Pelo contrário, instalou-se um clima de laxismo e de complacência generalizado, mesmo perante as situações do sectarismo mais intolerante, dos insultos mais soezes e de verdadeiras agressões à integridade moral das pessoas (que os políticos não deixam de ser). Toda a gente diz tudo o que lhe dá na gana. Com excepção dos sectores das forças de segurança e das forças militares (também o que faltava!), o estatuto disciplinar e a lei penal quase entraram de licença sabática, em matéria de infracções praticadas a pretexto da crítica e do combate político. Neste contexto, falar de um "clima de medo e de intimidação" constitui uma flagrante contradição com a realidade, não passando de um exercício de fértil imaginação política e da rasteira demagogia política.
Para quem diz cultivar uma "política de verdade" - como se arroga (mas pouco pratica) o PSD -, não se poderia imaginar exemplo menos decente (politicamente falando) de política da mentira. O primeiro partido da oposição não pode tentar disfarçar a sua incapacidade para mobilizar os portugueses para as suas propostas políticas (ou melhor, falta delas) com uma manobra tão antiga e tão flagrante do mais chilro embuste político, como é a invenção de um imaginário "clima de medo".
Infelizmente, o PSD tem-se especializado na exploração de outros medos e receios menos fictícios das pessoas, como o medo do desemprego e o receio do futuro, no actual contexto de recessão económica global e de insegurança quanto ao que ainda pode vir.
Não existe informação nem previsão mais negativa sobre a retracção económica e sobre a evolução do desemprego com que o PSD não rejubile e a respeito da qual não augure que as coisas ainda vão piorar, contribuindo assim para adensar o pessimismo e os receios de toda a gente.
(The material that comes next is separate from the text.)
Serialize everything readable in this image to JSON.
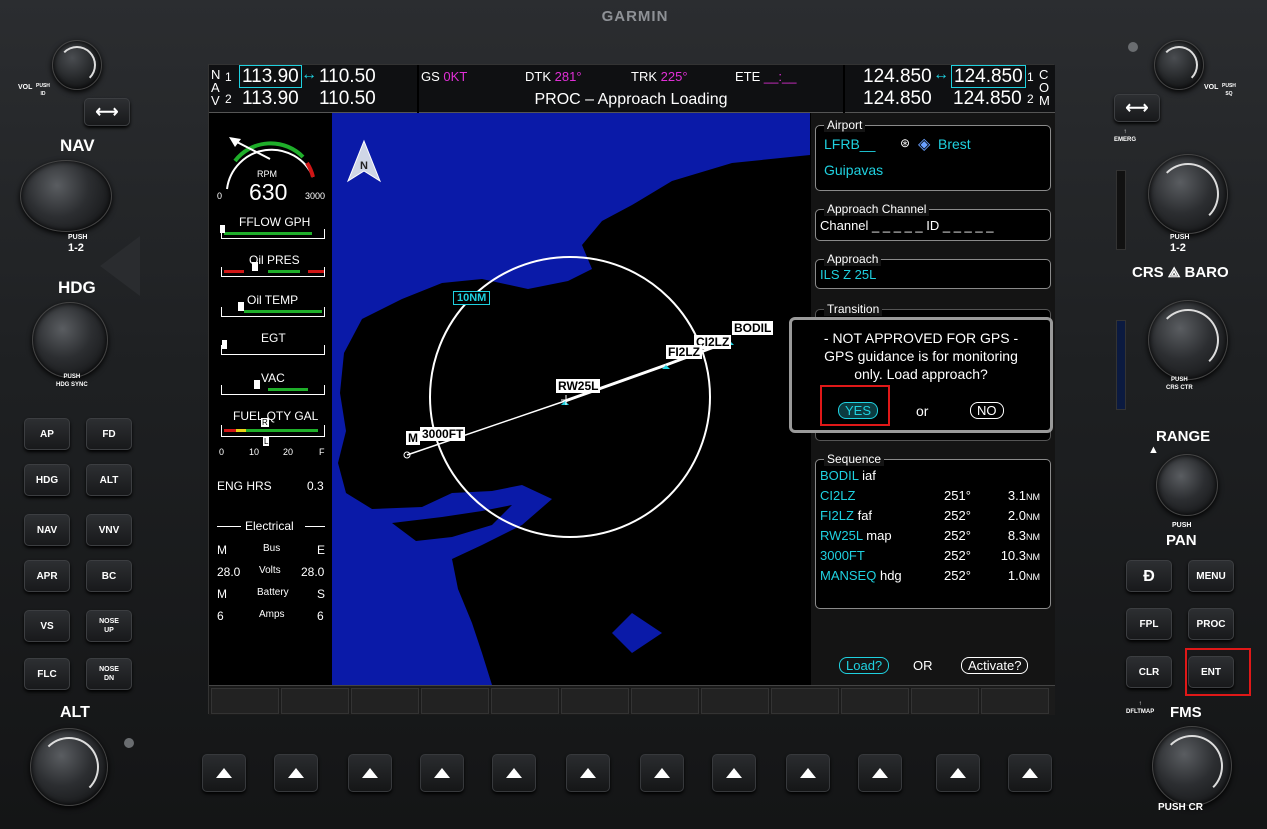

Não há medida governamental em favor do investimento público (para criar emprego e dinamizar a economia) ou de apoio às empresas e aos mais atingidos pela recessão, que o PSD não denigra ou não condene. Não existe sequer uma política, por mais incontestável que seja (como por exemplo a aposta nas energias renováveis), que o PSD não desvalorize ou não desvirtue.
A táctica do medo atinge o paroxismo com a exploração de uma suposta "hipoteca" sobre as gerações futuras, a pretexto do alegado endividamento público causado pelos chamados grandes investimentos públicos em infra-estruturas (como o aeroporto, o TGV, a nova rede rodoviária, as plataformas logísticas, etc.), que na verdade são feitos com capitais privados, não implicam significativo endividamento público e que, em geral, se pagarão a si mesmas, através das receitas da sua exploração ao longo do seu período útil de vida. Na verdade, o que ficará para as gerações futuras é a disponibilidade de infra-estruturas e equipamentos, que aumentarão o seu potencial de desenvolvimento e de bem-estar, e de que só terão de pagar o proveito que delas hão-de tirar, como a actual geração paga o uso das infra-estruturas que recebeu do passado.
Tendo deixado para o CDS-PP a exploração dos medos mais primários e mais ancestrais, como o medo da insegurança e do crime e o medo da imigração, o PSD especializa-se em tirar proveito de medos que ele próprio inventa, à falta de melhor. Assim se faz política de oposição entre nós. Sem elevação, nem responsabilidade.»
2 comentários :
Já decidi. Vou votar Vital.
Minilogue
Excelente.
Só o cego psd não vê no ridiculo das suas afirmações.